В кабинете вдруг стало неуютно, тесно, зябко, будто пробежал по полу ледяной холодок. Штора над подоконником вздыбилась пузырем, потом затрепетала от порыва ветра. Аполлинарий вздрогнул, болезненно вскрикнул. Даниил поспешно поднялся на ноги, подошел к окну. Во дворе никого не было, только высокая луна плавно плясала на густых черных ветках высоких кустов.
– Это просто ветер. – Тихо сказал Гирс. Чуть отдернул штору, чтобы она больше не беспокоила нервного художника. – Уже почти ночь, стало прохладнее, сквозняк усилился. В этом нет ничего сверхъестественного и страшного.
– Простите. – Проскрипел Аполлинарий. – Видите, во что я превратился….
– Продолжайте свой рассказ. Может быть, еще можно все исправить.
– Спасибо. – Побледневшими губами прошептал художник. – Вы вселяете в меня надежду….
– Каким он был, этот Нарисованный Человек?

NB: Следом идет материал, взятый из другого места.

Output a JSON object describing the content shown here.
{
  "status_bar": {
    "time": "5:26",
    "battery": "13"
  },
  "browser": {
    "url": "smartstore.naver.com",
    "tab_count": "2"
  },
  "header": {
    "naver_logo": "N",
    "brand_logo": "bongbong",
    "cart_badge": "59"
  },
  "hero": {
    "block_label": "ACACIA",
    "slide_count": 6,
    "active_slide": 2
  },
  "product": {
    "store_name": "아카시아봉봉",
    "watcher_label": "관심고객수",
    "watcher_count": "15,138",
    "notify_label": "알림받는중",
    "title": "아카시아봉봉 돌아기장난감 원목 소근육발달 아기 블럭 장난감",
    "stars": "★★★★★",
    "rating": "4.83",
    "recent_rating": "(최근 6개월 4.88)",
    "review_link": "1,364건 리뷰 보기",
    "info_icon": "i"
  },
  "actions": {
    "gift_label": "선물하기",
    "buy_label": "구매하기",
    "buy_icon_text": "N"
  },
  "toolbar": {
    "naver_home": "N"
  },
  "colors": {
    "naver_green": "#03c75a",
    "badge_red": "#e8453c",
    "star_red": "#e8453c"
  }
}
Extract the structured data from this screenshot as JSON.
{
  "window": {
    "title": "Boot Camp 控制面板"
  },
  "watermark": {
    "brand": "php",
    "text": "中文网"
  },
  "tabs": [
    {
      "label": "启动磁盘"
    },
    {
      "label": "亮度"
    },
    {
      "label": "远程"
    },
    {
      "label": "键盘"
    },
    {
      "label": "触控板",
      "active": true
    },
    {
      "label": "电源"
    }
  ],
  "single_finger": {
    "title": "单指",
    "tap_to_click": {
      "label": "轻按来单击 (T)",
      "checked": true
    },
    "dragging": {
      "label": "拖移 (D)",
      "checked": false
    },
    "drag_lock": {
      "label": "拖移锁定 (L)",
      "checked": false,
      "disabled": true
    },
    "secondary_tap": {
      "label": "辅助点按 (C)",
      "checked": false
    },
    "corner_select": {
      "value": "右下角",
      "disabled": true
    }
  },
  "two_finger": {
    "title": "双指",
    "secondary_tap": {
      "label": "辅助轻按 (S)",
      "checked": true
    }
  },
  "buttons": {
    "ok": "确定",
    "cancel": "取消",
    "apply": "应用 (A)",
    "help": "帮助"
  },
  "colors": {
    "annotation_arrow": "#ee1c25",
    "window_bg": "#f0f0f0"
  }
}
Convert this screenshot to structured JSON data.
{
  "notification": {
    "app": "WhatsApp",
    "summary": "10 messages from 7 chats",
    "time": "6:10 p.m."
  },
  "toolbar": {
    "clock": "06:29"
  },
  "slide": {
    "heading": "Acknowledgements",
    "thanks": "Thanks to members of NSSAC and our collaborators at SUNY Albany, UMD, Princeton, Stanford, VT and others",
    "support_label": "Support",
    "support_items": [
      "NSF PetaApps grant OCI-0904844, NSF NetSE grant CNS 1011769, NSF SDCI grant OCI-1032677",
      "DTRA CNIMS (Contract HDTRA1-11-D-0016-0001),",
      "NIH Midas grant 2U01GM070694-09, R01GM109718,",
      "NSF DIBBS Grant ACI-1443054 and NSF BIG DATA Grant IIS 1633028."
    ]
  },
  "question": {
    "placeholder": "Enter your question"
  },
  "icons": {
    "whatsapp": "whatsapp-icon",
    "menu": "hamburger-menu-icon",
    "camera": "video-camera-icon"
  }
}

– Обыкновенным. Именно таким, как я рисовал его в детстве. Длинная толстая линия вместо туловища, еще четыре палочки – конечности. Непропорционально большая круглая голова. Но главное – это выражение его лица!
– Оно тоже было таким, как на первых рисунках?
– В том-то и дело, что нет. Все-таки я восхищался своим Нарисованным Человеком, наделял его лучшими чертами характера, видел в нем своего защитника. Поэтому на моих детских работах его лицо было приветливым, даже улыбающимся. Тот же, новый Нарисованный Человек был устрашающим! Брови его были гневно подняты, рот был раскрыт в страшном оскале, кривые зубы-столбики торчали в беспорядке. На полу, у самой стены валялись остатки угля, крашеные доски были засыпаны мелкой черной пылью – так бывает, когда мягким мелком с силой водишь по бумаге или картону. Я в ужасе выбежал из мастерской! Не помню, как я оказался в своей комнате! Мне кажется, что я даже потерял сознание…. Потому что в моей памяти случился странный провал. Когда я вбежал в спальню, было раннее утро. А пришел я в себя от того, что Илона и Гоша колотили в дверь кулаками. Было уже время обеда.